En comparant les besoins des différentes filières de la distribution et l'offre des foncières et promoteurs, l'étude met le doigt sur l'inadéquation croissante entre le modèle économique de l'immobilier commercial et l'évolution attendue par les maîtres d'usage (commerçants, consommateurs). Un décalage propice à une transformation profonde du modèle.
Une bulle financière
L'immobilier commercial est aujourd'hui caractérisé par un décalage entre offre et demande : les taux d'intérêt quasiment nuls ont favorisé la course aux investissements, lesquels ont ensuite été valorisés par une inflation continue des loyers, supérieure à celle des ventes en commerce physique. En découlent des friches dans certaines agglomérations, et une surcapacité de superficie commerciale de l'ordre de 12% à échelle nationale, selon les chiffres de l'étude. Pourtant, les programmes de nouveaux centres commerciaux continuent de se développer, même si à un rythme nettement moindre qu'auparavant. Or, l'analyse des perspectives des différentes filières de la distribution réalisée par Les Echos Etudes, parvient à la conclusion que la surcapacité à l'horizon 2023 continuera de croître, de l'ordre de 30% supplémentaires. Entre autres parce que le e-commerce dispose encore d'un fort potentiel de progression dans de nombreuses filières, et que la Restauration, sur laquelle repose une grande part des espoirs des investisseurs immobiliers, est elle-même déjà proche de la surcapacité.

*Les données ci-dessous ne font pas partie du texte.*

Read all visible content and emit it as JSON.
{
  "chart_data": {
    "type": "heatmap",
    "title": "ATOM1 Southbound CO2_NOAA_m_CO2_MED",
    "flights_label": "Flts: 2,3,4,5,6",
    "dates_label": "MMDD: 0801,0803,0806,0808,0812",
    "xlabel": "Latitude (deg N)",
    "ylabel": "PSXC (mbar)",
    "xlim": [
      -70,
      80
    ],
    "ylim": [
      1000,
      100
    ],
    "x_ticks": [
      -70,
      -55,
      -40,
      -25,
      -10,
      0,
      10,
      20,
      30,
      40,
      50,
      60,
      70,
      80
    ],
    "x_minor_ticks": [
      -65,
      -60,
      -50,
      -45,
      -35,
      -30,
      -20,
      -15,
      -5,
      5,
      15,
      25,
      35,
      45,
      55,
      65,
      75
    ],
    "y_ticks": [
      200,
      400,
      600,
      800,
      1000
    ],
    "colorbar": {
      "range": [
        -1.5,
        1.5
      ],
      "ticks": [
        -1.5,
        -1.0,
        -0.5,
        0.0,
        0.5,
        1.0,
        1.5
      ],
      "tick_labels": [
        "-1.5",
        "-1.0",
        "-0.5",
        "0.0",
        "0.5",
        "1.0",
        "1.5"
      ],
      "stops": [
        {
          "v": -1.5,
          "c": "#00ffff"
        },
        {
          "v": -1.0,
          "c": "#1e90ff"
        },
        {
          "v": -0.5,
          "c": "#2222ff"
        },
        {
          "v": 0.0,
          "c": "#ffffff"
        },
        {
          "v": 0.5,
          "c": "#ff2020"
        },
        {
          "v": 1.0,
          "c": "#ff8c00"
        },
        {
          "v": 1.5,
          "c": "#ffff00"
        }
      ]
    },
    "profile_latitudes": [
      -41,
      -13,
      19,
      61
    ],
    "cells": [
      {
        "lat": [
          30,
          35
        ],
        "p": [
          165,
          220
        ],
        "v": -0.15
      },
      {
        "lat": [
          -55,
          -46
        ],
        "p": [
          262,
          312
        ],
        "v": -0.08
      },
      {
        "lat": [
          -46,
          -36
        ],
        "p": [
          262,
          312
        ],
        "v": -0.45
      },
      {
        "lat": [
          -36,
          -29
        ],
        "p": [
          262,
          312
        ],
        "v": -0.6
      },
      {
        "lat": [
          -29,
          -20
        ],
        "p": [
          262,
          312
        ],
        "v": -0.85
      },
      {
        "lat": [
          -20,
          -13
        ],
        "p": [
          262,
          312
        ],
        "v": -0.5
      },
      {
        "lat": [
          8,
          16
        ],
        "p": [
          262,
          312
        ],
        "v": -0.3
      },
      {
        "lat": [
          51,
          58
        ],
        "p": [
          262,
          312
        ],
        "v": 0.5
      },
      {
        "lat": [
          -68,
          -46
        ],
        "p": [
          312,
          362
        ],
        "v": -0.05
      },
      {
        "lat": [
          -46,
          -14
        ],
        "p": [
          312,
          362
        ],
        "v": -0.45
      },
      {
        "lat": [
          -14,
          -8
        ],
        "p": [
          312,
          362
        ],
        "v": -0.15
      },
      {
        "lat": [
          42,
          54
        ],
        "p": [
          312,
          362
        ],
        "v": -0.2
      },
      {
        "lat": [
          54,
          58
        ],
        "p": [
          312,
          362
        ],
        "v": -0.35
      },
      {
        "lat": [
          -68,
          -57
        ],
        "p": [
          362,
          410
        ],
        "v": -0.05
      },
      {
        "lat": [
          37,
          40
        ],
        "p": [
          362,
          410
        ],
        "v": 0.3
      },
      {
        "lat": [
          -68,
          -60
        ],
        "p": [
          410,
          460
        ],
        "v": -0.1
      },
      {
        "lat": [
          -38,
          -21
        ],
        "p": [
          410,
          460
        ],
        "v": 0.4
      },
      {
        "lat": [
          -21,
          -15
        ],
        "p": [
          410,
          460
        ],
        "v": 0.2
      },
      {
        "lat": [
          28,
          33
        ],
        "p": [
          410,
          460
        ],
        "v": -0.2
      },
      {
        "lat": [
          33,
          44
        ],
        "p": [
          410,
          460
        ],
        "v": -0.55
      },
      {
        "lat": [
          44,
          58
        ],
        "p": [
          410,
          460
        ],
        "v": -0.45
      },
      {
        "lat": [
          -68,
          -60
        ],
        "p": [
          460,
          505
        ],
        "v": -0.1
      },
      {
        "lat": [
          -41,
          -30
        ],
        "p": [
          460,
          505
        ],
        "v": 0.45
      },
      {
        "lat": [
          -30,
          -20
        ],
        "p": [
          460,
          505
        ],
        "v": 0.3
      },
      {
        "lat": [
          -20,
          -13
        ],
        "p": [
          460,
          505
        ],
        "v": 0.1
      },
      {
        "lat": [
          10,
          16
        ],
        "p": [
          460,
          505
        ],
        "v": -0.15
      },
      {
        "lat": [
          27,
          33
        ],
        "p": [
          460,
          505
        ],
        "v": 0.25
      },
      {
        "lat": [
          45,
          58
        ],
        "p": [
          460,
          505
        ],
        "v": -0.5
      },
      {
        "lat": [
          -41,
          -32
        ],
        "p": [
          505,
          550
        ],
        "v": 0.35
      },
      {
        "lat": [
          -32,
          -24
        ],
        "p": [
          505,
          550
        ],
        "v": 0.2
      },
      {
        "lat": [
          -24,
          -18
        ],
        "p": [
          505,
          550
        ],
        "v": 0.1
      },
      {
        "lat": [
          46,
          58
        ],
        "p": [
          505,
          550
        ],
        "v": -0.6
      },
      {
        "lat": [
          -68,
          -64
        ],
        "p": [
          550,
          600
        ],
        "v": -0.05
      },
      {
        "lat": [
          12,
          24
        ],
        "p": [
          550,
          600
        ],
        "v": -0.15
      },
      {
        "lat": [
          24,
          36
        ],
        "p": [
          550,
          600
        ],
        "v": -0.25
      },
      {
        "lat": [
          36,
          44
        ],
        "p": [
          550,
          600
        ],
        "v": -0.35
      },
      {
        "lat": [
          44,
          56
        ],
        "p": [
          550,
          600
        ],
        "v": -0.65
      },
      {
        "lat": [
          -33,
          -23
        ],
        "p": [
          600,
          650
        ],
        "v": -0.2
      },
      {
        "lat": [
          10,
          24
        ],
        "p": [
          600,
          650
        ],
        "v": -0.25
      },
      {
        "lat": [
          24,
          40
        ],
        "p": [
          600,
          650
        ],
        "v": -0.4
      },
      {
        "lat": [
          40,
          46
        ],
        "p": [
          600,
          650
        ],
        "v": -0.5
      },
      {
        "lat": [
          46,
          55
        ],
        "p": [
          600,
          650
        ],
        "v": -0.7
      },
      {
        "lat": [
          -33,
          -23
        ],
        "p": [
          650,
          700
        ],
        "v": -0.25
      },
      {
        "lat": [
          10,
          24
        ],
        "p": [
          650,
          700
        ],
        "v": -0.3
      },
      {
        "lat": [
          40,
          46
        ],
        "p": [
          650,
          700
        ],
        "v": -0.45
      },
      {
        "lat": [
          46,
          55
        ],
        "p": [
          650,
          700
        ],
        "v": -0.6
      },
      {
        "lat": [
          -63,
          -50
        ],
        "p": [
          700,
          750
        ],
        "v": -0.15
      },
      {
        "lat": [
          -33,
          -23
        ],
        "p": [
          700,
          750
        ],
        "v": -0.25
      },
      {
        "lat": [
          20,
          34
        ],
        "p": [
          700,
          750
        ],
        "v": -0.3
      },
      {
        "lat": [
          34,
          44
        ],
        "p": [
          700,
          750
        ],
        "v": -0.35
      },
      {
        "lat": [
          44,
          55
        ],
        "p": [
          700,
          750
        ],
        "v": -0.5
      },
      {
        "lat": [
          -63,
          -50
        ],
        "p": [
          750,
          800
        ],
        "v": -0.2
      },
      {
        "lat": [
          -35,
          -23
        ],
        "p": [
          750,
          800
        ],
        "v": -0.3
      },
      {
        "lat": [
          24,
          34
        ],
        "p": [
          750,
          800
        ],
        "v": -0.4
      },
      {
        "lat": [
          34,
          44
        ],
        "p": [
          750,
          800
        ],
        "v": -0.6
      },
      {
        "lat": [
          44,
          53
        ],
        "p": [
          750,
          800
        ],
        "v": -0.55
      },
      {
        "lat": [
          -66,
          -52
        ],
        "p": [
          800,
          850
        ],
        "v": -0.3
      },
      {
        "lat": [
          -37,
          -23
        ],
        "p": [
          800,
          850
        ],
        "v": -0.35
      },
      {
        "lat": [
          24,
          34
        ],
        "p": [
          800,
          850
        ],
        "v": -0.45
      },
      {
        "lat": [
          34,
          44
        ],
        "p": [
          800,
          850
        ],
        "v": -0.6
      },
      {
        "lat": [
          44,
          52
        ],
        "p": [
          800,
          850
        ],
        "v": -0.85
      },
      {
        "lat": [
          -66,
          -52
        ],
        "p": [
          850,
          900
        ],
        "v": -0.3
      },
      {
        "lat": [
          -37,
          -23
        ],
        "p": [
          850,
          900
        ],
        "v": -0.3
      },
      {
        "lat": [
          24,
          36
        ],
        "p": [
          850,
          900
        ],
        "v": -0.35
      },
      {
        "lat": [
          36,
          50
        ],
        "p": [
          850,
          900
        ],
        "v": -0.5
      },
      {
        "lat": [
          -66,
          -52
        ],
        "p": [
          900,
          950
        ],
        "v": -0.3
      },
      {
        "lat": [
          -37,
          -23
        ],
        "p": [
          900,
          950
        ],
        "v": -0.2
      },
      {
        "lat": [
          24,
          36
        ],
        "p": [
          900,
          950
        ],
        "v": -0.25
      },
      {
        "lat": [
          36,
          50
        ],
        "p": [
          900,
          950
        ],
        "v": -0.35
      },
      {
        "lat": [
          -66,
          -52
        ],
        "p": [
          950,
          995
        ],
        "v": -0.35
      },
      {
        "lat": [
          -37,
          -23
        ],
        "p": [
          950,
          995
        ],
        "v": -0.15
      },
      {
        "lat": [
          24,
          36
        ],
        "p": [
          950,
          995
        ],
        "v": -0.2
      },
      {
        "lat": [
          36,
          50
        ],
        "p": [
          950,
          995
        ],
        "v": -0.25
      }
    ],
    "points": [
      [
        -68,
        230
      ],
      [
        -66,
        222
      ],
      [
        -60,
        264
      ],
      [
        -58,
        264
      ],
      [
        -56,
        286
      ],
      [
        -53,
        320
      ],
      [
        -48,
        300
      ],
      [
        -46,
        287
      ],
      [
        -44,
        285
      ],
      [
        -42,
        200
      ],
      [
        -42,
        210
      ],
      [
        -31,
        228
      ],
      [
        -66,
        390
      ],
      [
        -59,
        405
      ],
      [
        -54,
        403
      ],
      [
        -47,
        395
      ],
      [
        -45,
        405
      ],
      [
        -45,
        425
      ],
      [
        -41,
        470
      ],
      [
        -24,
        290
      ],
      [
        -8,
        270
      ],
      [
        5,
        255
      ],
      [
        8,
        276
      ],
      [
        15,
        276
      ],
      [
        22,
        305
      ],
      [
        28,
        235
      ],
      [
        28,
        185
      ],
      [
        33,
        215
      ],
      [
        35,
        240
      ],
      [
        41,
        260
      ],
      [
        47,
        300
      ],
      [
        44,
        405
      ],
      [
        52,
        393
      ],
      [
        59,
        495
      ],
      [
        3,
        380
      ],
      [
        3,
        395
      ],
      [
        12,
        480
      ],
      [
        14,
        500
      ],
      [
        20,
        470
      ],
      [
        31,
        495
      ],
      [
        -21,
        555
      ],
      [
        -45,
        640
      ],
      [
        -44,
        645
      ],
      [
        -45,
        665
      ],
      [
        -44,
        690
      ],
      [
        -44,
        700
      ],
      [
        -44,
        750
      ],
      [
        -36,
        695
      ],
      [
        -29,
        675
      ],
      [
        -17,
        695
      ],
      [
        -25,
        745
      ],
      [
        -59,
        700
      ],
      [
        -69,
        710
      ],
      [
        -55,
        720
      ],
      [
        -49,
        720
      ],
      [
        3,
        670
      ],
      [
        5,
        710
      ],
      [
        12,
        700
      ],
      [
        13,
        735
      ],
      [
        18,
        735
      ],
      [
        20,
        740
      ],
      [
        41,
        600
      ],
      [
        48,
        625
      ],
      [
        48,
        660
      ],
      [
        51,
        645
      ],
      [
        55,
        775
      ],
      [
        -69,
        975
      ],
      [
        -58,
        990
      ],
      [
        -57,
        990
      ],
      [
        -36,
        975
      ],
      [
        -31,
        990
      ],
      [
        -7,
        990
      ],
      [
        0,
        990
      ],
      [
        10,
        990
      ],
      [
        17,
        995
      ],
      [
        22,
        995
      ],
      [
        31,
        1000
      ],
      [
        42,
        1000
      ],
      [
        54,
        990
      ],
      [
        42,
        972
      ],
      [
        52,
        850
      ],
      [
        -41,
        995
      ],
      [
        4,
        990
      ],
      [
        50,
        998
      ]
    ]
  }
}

Retailtainment, proximité, porosité… des mutations nécessaires mais pas suffisantes
Tenant compte du nouveau contexte urbanistique et sociologique, ainsi que des formidables opportunités qu'apportent les technologies pour favoriser l'expérienciel en point de vente (réalité virtuelle et augmentée, connexion des objets, big data…), les enseignes et les acteurs de l'immobilier ont amorcé une mutation, consistant en grande partie à « aller vers » le chaland (proximité, transparence des bâtiments, implantations dans des lieux de mobilité type gares et aéroports, animations des points de vente et centres commerciaux, porosité au sein d'un même bâtiment entre bureaux, coworking, commerces, hôtellerie, restauration…) au lieu de « faire venir ». Souvent présentée comme le remède aux enjeux du commerce traditionnel, cette évolution, certes nécessaire, ne résout pas la crise profonde du commerce traditionnel.
Plus flexible, modulaire, collaboratif… c'est le modèle économique dans son ensemble qu'il faut revoir
En effet, les commerçants n'ont plus la visibilité suffisante pour des engagements de longue durée et des loyers fixes en inflation continue. Réciproquement, certains bailleurs, notamment les centres commerciaux, ont eux aussi besoin de réactivité pour anticiper l'évolution des besoins, ce que le cadre actuel d'un bail commercial ne permet pas. Au global, le modèle économique actuel de l'immobilier commercial, très « figé », est dépassé. Ainsi, Les Echos Etudes considèrent, par exemple, que l'éclosion des boutiques éphémères est plus qu'un épiphénomène marketing : le reflet d'un besoin de modèle immobilier plus souple, plus agile, quel que soit le format de point de vente. L'étude souligne également que la plupart des filières confrontées à une forte inadéquation entre offre et demande ont connu des transformations profondes, souvent sous la forme de nouveaux entrants issus de l'économie collaborative. Dans l'immobilier, ce fut le cas, par exemple, de l'immobilier de bureaux (Coworking), de l'immobilier résidentiel (Proptech, Coliving)… Seul l'immobilier de commerces n'a pas encore fait sa révolution : une situation difficilement tenable dans un contexte où les enseignes ont besoin de davantage de flexibilité économique, de modularité des espaces, et où les projets doivent mieux intégrer en amont la diversité des attentes des maîtres d'usage (chalands, commerçants). Les Echos Etudes dessinent des pistes de ce que pourrait être l'immobilier commercial de demain : une mutation profonde nécessaire pour enrayer l'accroissement de surcapacité.